Los Angeles Dodgers
- Pitcher
- Born: January 15, 2004 (age 22) Winston-Salem, North Carolina, U.S.
- Bats: LeftThrows: Left

= Jackson Ferris (baseball) =

American baseball player (born 2004)

Jackson Conner Ferris (born January 15, 2004) is an American baseball pitcher in the Los Angeles Dodgers organization.

==Career==
Ferris grew up in Mount Airy, North Carolina. He initially attended Mount Airy High School before transferring to IMG Academy in Bradenton, Florida, after his sophomore year. As a junior, Ferris went 8–0 with a 0.55 ERA and 86 strikeouts in 50 2/3 innings pitched.

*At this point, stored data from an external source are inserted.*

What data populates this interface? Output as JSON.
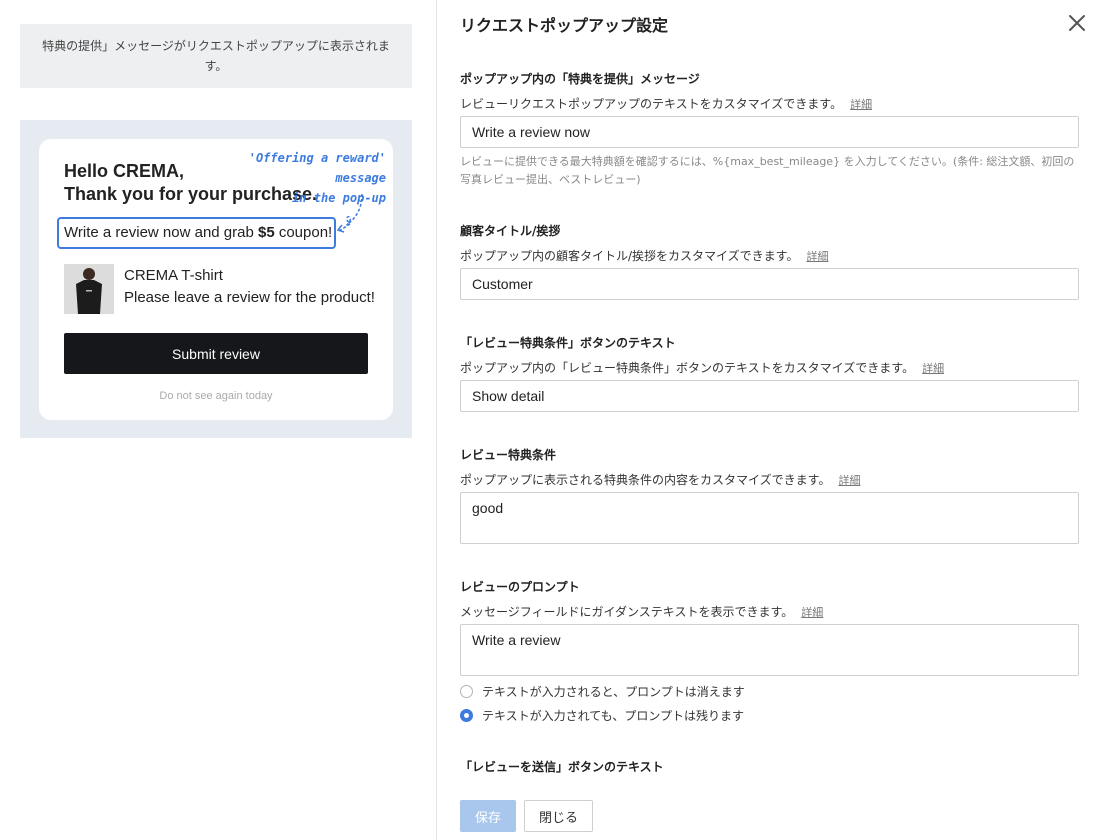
{
  "preview": {
    "notice": "特典の提供」メッセージがリクエストポップアップに表示されます。",
    "greeting_line1": "Hello CREMA,",
    "greeting_line2": "Thank you for your purchase.",
    "annotation_line1": "'Offering a reward' message",
    "annotation_line2": "in the pop-up",
    "reward_prefix": "Write a review now and grab ",
    "reward_amount": "$5",
    "reward_suffix": " coupon!",
    "product_name": "CREMA T-shirt",
    "product_subtitle": "Please leave a review for the product!",
    "submit_label": "Submit review",
    "dismiss_label": "Do not see again today",
    "accent_color": "#3d7be0"
  },
  "panel": {
    "title": "リクエストポップアップ設定",
    "close_icon": "close-icon",
    "detail_label": "詳細",
    "sections": {
      "reward_message": {
        "label": "ポップアップ内の「特典を提供」メッセージ",
        "desc": "レビューリクエストポップアップのテキストをカスタマイズできます。",
        "value": "Write a review now",
        "hint": "レビューに提供できる最大特典額を確認するには、%{max_best_mileage} を入力してください。(条件: 総注文額、初回の写真レビュー提出、ベストレビュー)"
      },
      "customer_title": {
        "label": "顧客タイトル/挨拶",
        "desc": "ポップアップ内の顧客タイトル/挨拶をカスタマイズできます。",
        "value": "Customer"
      },
      "condition_button": {
        "label": "「レビュー特典条件」ボタンのテキスト",
        "desc": "ポップアップ内の「レビュー特典条件」ボタンのテキストをカスタマイズできます。",
        "value": "Show detail"
      },
      "conditions": {
        "label": "レビュー特典条件",
        "desc": "ポップアップに表示される特典条件の内容をカスタマイズできます。",
        "value": "good"
      },
      "prompt": {
        "label": "レビューのプロンプト",
        "desc": "メッセージフィールドにガイダンステキストを表示できます。",
        "value": "Write a review",
        "options": [
          "テキストが入力されると、プロンプトは消えます",
          "テキストが入力されても、プロンプトは残ります"
        ],
        "selected_index": 1
      },
      "submit_button": {
        "label": "「レビューを送信」ボタンのテキスト"
      }
    },
    "save_label": "保存",
    "close_label": "閉じる"
  }
}
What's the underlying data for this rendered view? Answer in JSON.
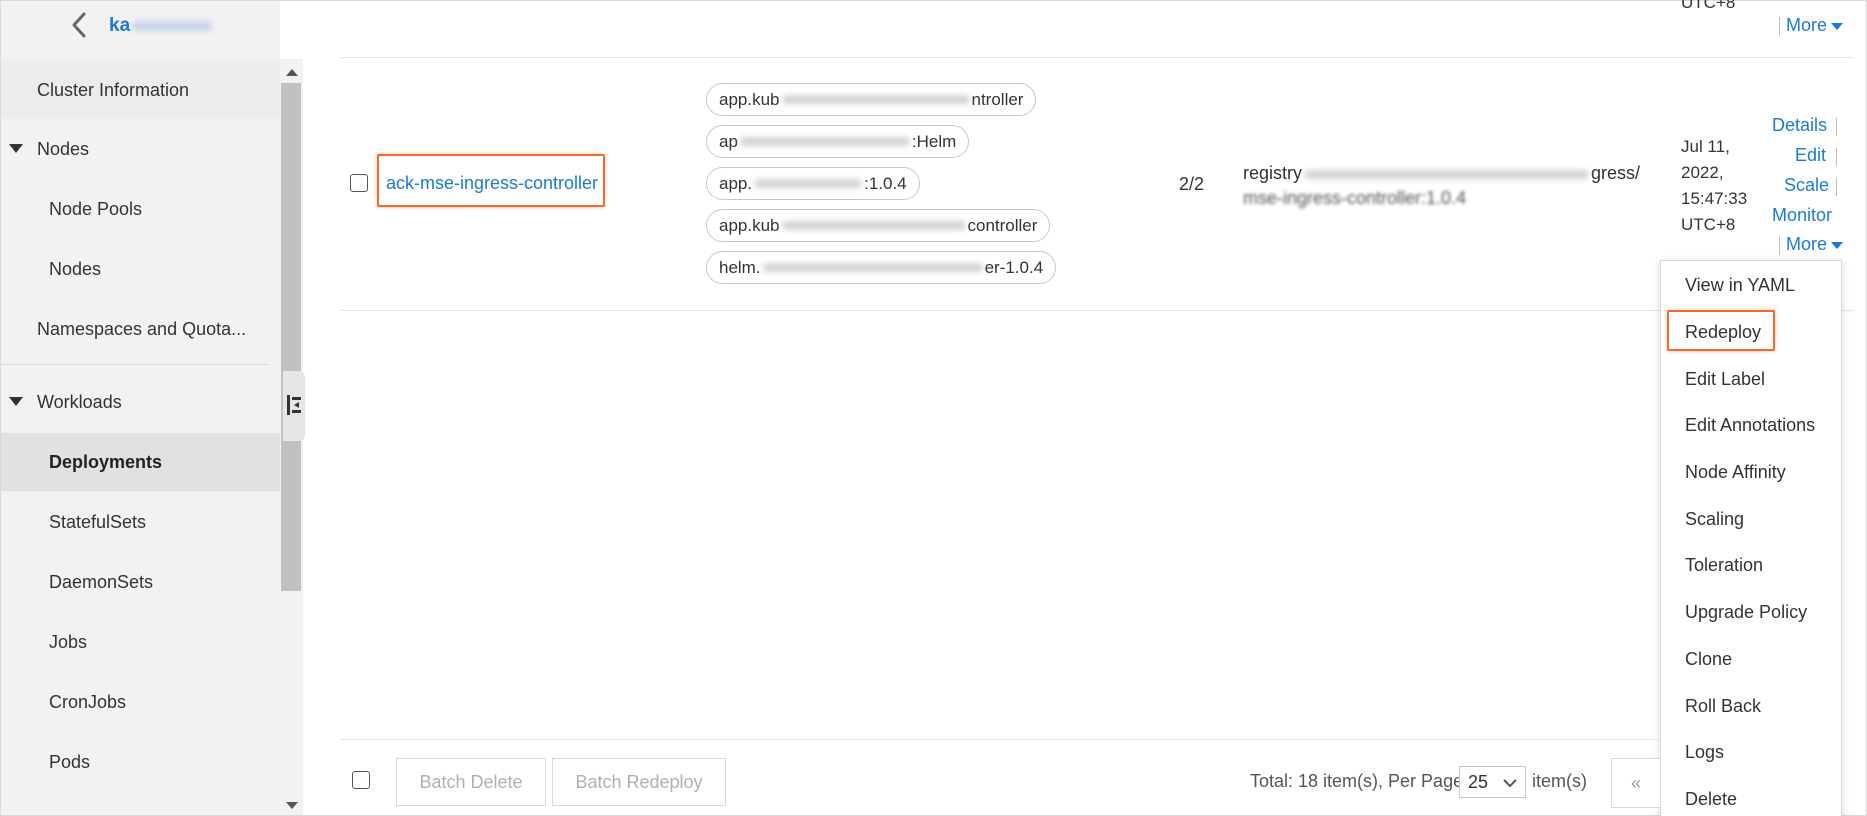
{
  "sidebar": {
    "cluster_name": "ka",
    "items": [
      {
        "label": "Cluster Information"
      },
      {
        "label": "Nodes"
      },
      {
        "label": "Node Pools"
      },
      {
        "label": "Nodes"
      },
      {
        "label": "Namespaces and Quota..."
      },
      {
        "label": "Workloads"
      },
      {
        "label": "Deployments"
      },
      {
        "label": "StatefulSets"
      },
      {
        "label": "DaemonSets"
      },
      {
        "label": "Jobs"
      },
      {
        "label": "CronJobs"
      },
      {
        "label": "Pods"
      }
    ]
  },
  "table": {
    "prev_row": {
      "created_tail": "UTC+8",
      "more_label": "More"
    },
    "row": {
      "name": "ack-mse-ingress-controller",
      "labels": [
        {
          "prefix": "app.kub",
          "suffix": "ntroller"
        },
        {
          "prefix": "ap",
          "suffix": ":Helm"
        },
        {
          "prefix": "app.",
          "suffix": ":1.0.4"
        },
        {
          "prefix": "app.kub",
          "suffix": "controller"
        },
        {
          "prefix": "helm.",
          "suffix": "er-1.0.4"
        }
      ],
      "pods": "2/2",
      "image_line1_prefix": "registry",
      "image_line1_suffix": "gress/",
      "image_line2": "mse-ingress-controller:1.0.4",
      "created_line1": "Jul 11,",
      "created_line2": "2022,",
      "created_line3": "15:47:33",
      "created_line4": "UTC+8",
      "actions": {
        "details": "Details",
        "edit": "Edit",
        "scale": "Scale",
        "monitor": "Monitor",
        "more": "More"
      }
    }
  },
  "more_menu": {
    "items": [
      "View in YAML",
      "Redeploy",
      "Edit Label",
      "Edit Annotations",
      "Node Affinity",
      "Scaling",
      "Toleration",
      "Upgrade Policy",
      "Clone",
      "Roll Back",
      "Logs",
      "Delete"
    ]
  },
  "footer": {
    "batch_delete": "Batch Delete",
    "batch_redeploy": "Batch Redeploy",
    "total_text": "Total: 18 item(s), Per Page:",
    "per_page": "25",
    "items_suffix": "item(s)",
    "prev_glyph": "«"
  },
  "colors": {
    "link": "#1a7ad9",
    "highlight": "#ef6d2c"
  }
}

With IMG, he was a teammate of fellow top 2022 draft prospect Elijah Green. Ferris pitched for the United States national under-18 team during the summer prior to his senior season. He signed to play at Ole Miss in November 2021 during the early signing period. He had initially committed to play at NC State, but switched his commitment at the beginning of his junior year. He was named a preseason All-American by Baseball America entering his senior season in 2022.

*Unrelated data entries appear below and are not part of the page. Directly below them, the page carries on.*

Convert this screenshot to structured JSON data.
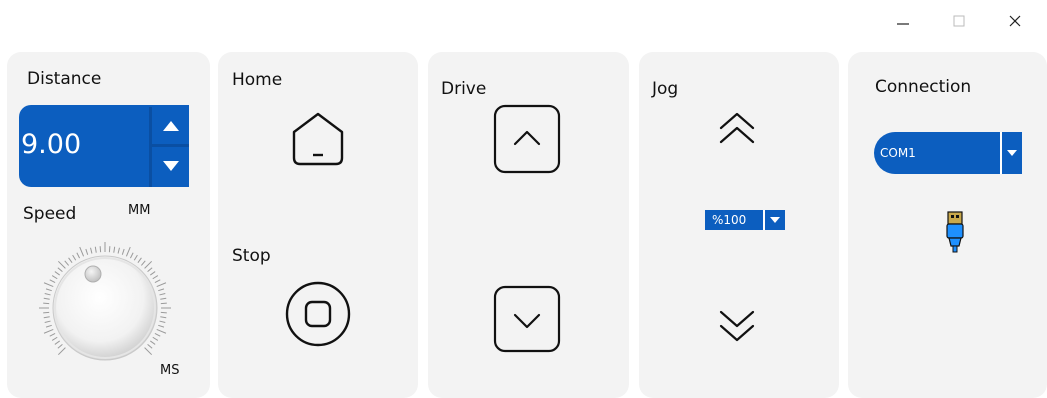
{
  "window": {
    "minimize_icon": "minimize-icon",
    "maximize_icon": "maximize-icon",
    "close_icon": "close-icon"
  },
  "distance": {
    "label": "Distance",
    "value": "9.00",
    "unit": "MM",
    "up_icon": "triangle-up-icon",
    "down_icon": "triangle-down-icon"
  },
  "speed": {
    "label": "Speed",
    "unit": "MS",
    "knob_icon": "speed-knob-icon"
  },
  "home": {
    "label": "Home",
    "icon": "home-icon"
  },
  "stop": {
    "label": "Stop",
    "icon": "stop-icon"
  },
  "drive": {
    "label": "Drive",
    "up_icon": "chevron-up-icon",
    "down_icon": "chevron-down-icon"
  },
  "jog": {
    "label": "Jog",
    "up_icon": "double-chevron-up-icon",
    "down_icon": "double-chevron-down-icon",
    "speed_value": "%100",
    "dropdown_icon": "triangle-down-icon"
  },
  "connection": {
    "label": "Connection",
    "port_value": "COM1",
    "dropdown_icon": "triangle-down-icon",
    "usb_icon": "usb-plug-icon"
  },
  "colors": {
    "accent": "#0c5ebf",
    "panel_bg": "#f3f3f3",
    "usb_blue": "#1e90ff",
    "usb_tip": "#c8a84b"
  }
}
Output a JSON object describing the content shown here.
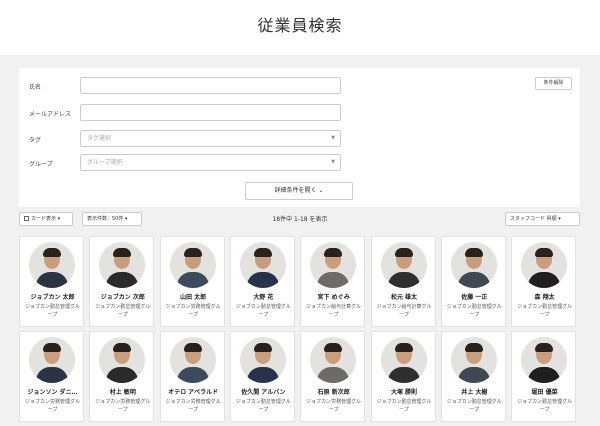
{
  "page_title": "従業員検索",
  "form": {
    "name_label": "氏名",
    "email_label": "メールアドレス",
    "tag_label": "タグ",
    "tag_placeholder": "タグ選択",
    "group_label": "グループ",
    "group_placeholder": "グループ選択",
    "clear_button": "条件解除",
    "detail_button": "詳細条件を開く"
  },
  "toolbar": {
    "view_mode": "カード表示",
    "per_page": "表示件数：50件",
    "result_count": "18件中 1-18 を表示",
    "sort": "スタッフコード 昇順"
  },
  "employees": [
    {
      "name": "ジョブカン 太郎",
      "dept": "ジョブカン勤怠管理グループ"
    },
    {
      "name": "ジョブカン 次郎",
      "dept": "ジョブカン勤怠管理グループ"
    },
    {
      "name": "山田 太郎",
      "dept": "ジョブカン労務管理グループ"
    },
    {
      "name": "大野 花",
      "dept": "ジョブカン勤怠管理グループ"
    },
    {
      "name": "宮下 めぐみ",
      "dept": "ジョブカン給与計算グループ"
    },
    {
      "name": "松元 雄太",
      "dept": "ジョブカン給与計算グループ"
    },
    {
      "name": "佐藤 一正",
      "dept": "ジョブカン勤怠管理グループ"
    },
    {
      "name": "森 翔太",
      "dept": "ジョブカン勤怠管理グループ"
    },
    {
      "name": "ジョンソン ダニ…",
      "dept": "ジョブカン労務管理グループ"
    },
    {
      "name": "村上 敏明",
      "dept": "ジョブカン労務管理グループ"
    },
    {
      "name": "オテロ アベラルド",
      "dept": "ジョブカン労務管理グループ"
    },
    {
      "name": "佐久間 アルバン",
      "dept": "ジョブカン勤怠管理グループ"
    },
    {
      "name": "石原 新次郎",
      "dept": "ジョブカン労務管理グループ"
    },
    {
      "name": "大塚 勝則",
      "dept": "ジョブカン勤怠管理グループ"
    },
    {
      "name": "井上 大樹",
      "dept": "ジョブカン勤怠管理グループ"
    },
    {
      "name": "堀田 優菜",
      "dept": "ジョブカン勤怠管理グループ"
    }
  ]
}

The Chicago Cubs selected Ferris in the second round with the 47th overall pick in the 2022 Major League Baseball draft, and he signed on July 30, 2022, for an over-slot signing bonus of $3,005,000. He began his professional career in 2023 with the Class-A Myrtle Beach Pelicans, where he had a 3.38 ERA in 18 starts.

On January 11, 2024, Chicago traded Ferris and Zyhir Hope to the Los Angeles Dodgers for Michael Busch and Yency Almonte. Ferris participated in the inaugural Spring Breakout minor league showcase game during spring training 2024. He was assigned to the High-A Great Lakes Loons to begin the 2024 season and was the team's opening day starter. In 20 starts for the Loons, he was 4–4 with a 3.39 ERA and 119 strikeouts. Ferris was promoted to the Double-A Tulsa Drillers on August 3 and he made seven starts for them down the stretch, with a 1–3 record, 2.54 ERA and 26 strikeouts. Ferris was selected as the Dodgers Branch Rickey Minor League Pitcher of the Year for 2024.

Ferris returned to Tulsa for the 2025 season, where he was named the team's opening day starter. In 26 appearances (24 starts) on the year, he was 10–7 with a 3.86 ERA and 135 strikeouts. He was promoted to the Triple-A Oklahoma City Comets on April 7, 2026. In the 2026 season, he was 4–5 with a 5.12 ERA in 24 games (22 starts) while striking out 119.